До сих пор все шло без сучка, без задоринки, вот только президента все не было.
Макбрайд прилежно, без устали отыскивал места парковки для автомобилей и координировал их прибытие с прибытием и отправлением рейсовых автобусов, направляя многие из них на пандусы и к воротам третьего и четвертого этажа. На одной тысяче восьмидесяти парковочных мест в гаражах наверху разместилась большая часть из почти тысячи семисот семидесяти пяти ожидавшихся лимузинов. Большинство из них были черными, а остальные — жемчужно-серыми. Другие машины направлялись на парковку на противоположной стороне авеню, где на тротуаре теснились торговцы шашлыками и жареными каштанами и стойки чистильщиков обуви, владельцы которых — веселые черные и шоколадные старики — нередко проводили там теплые ночи, засыпая на своих рабочих местах под пляжными зонтиками. Они пользовались раковинами и туалетами автовокзала, игнорируя бессмертные творения Майкла Йоссаряна, недвусмысленно запрещавшие «курить, сорить, мыться, стирать, попрошайничать, приставать», заниматься оральным сексом и совокупляться. Многие, пересекавшие авеню, чтобы войти под протянувшийся на целый квартал навес из металла и тонированного стекла, находили непристойные уличные сценки увлекательными и полагали, что они были срежиссированы специально для них.
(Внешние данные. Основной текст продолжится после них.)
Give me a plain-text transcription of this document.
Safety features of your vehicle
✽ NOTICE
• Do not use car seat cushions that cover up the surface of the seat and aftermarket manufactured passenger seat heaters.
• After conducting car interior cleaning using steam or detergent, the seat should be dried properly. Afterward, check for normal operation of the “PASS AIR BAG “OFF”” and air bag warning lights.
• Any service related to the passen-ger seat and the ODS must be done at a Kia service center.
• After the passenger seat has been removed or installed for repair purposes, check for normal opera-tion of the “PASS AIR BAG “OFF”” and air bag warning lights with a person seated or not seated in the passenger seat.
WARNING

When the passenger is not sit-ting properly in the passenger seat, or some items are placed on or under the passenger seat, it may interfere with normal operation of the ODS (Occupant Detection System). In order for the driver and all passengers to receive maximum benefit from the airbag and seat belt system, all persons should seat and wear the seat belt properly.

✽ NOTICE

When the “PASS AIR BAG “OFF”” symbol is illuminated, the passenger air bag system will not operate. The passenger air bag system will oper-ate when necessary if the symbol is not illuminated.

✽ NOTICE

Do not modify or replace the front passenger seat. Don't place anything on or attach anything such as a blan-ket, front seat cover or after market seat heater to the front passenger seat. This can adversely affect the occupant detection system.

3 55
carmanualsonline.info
Фотографы на всех улицах перекрыли все подходы к автовокзалу, словно собираясь взять его приступом, а журналисты понаехали из других стран. Всего было аккредитовано семь тысяч двести три представителя прессы, которым выдавались соответствующие пропуска. Это был рекорд для американской свадьбы. В качестве гостей приехало сорок шесть владельцев иностранных издательств.